In 2019 Samsung also faced charges over making ‘misleading’ ethical claims. Two French NGOs accused a Samsung subsidiary of employing children aged under 16 in China, Vietnam and Korea, and enforcing abusive working hours. Samsung disputed these claims. The accusations came from campaign groups, ActionAid France and Sherpa. Sherpa’s director, Sandra Cossart, stated “Companies that benefit from their proclaimed virtuous image must no longer be able to violate their own commitments without facing legal consequences.”
In 2018 Samsung was fined for “deliberately slowing down phones”. According to an article in The Guardian, an investigation has found that software updates from Samsung (and also Apple) had significantly reduced the phone’s performance. An antitrust watchdog said that the updates caused serious malfunctions, thus accelerating the phones’ substitution. Samsung disputed the claims.
Samsung scored Ethical Consumer’s middle rating for Carbon Management and Reporting, because it reported on its Scope 1 & 2 emissions, and reported some Scope 3 emissions. However, it didn’t appear to have a carbon emissions reduction target in line with international agreements. It was also involved in the manufacturing of cars (Renault Samsung Motors), which was considered a high impact sector in terms of climate change.

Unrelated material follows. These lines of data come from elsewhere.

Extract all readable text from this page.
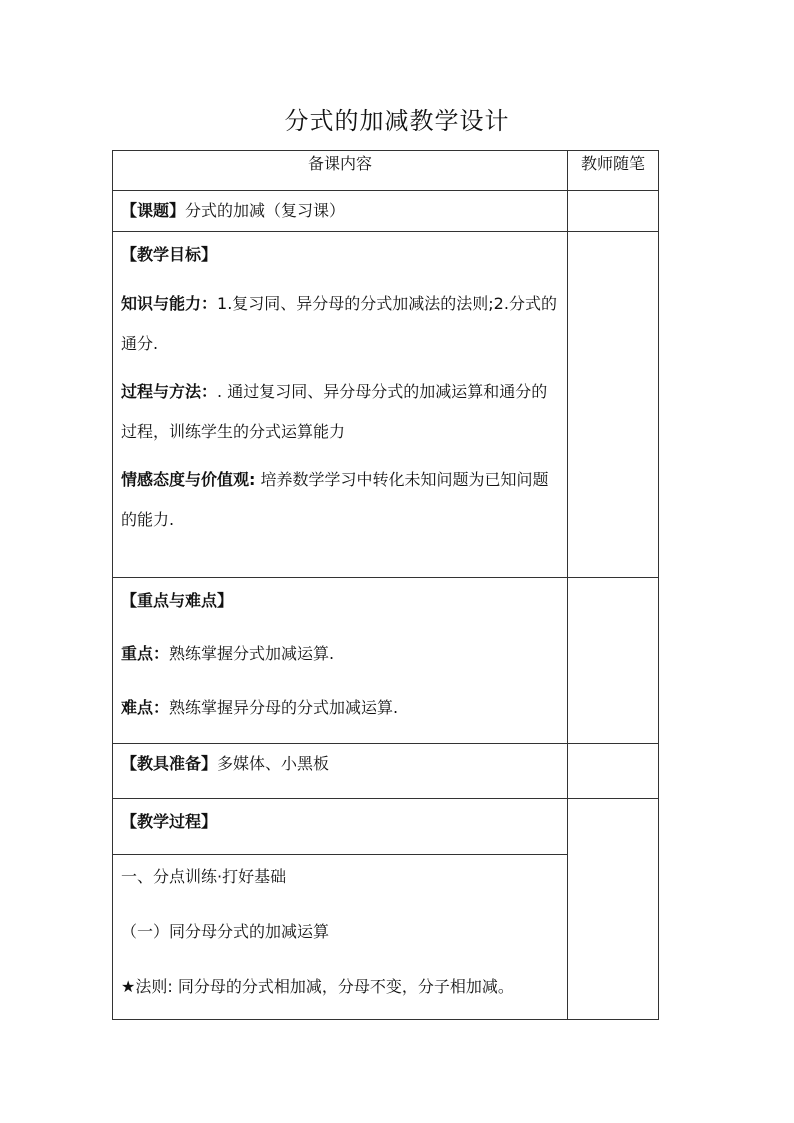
分式的加减教学设计
备课内容	教师随笔

【课题】分式的加减（复习课）	

【教学目标】

知识与能力：1.复习同、异分母的分式加减法的法则;2.分式的通分.

过程与方法：. 通过复习同、异分母分式的加减运算和通分的过程，训练学生的分式运算能力

情感态度与价值观: 培养数学学习中转化未知问题为已知问题的能力.	

【重点与难点】

重点：熟练掌握分式加减运算.

难点：熟练掌握异分母的分式加减运算.	

【教具准备】多媒体、小黑板	

【教学过程】	

一、分点训练·打好基础

（一）同分母分式的加减运算

★法则: 同分母的分式相加减，分母不变，分子相加减。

Samsung scored very poorly in a report published in 2019 by the Responsible Sourcing Network, titled ‘Mining the Disclosures 2019: An Investor Guide to Conflict Minerals and Cobalt Reporting’. The report ranked 27 companies on efforts to address child labour, other human rights issues, and environmental issues in their cobalt supply chains. Companies were considered to provide inadequate information if they scored under 50 points. The average score was 26.4 out of 50. Samsung scored just 2.9 out of 50. It was therefore marked down under Ethical Consumer’s Habitats & Resources and Human Rights categories.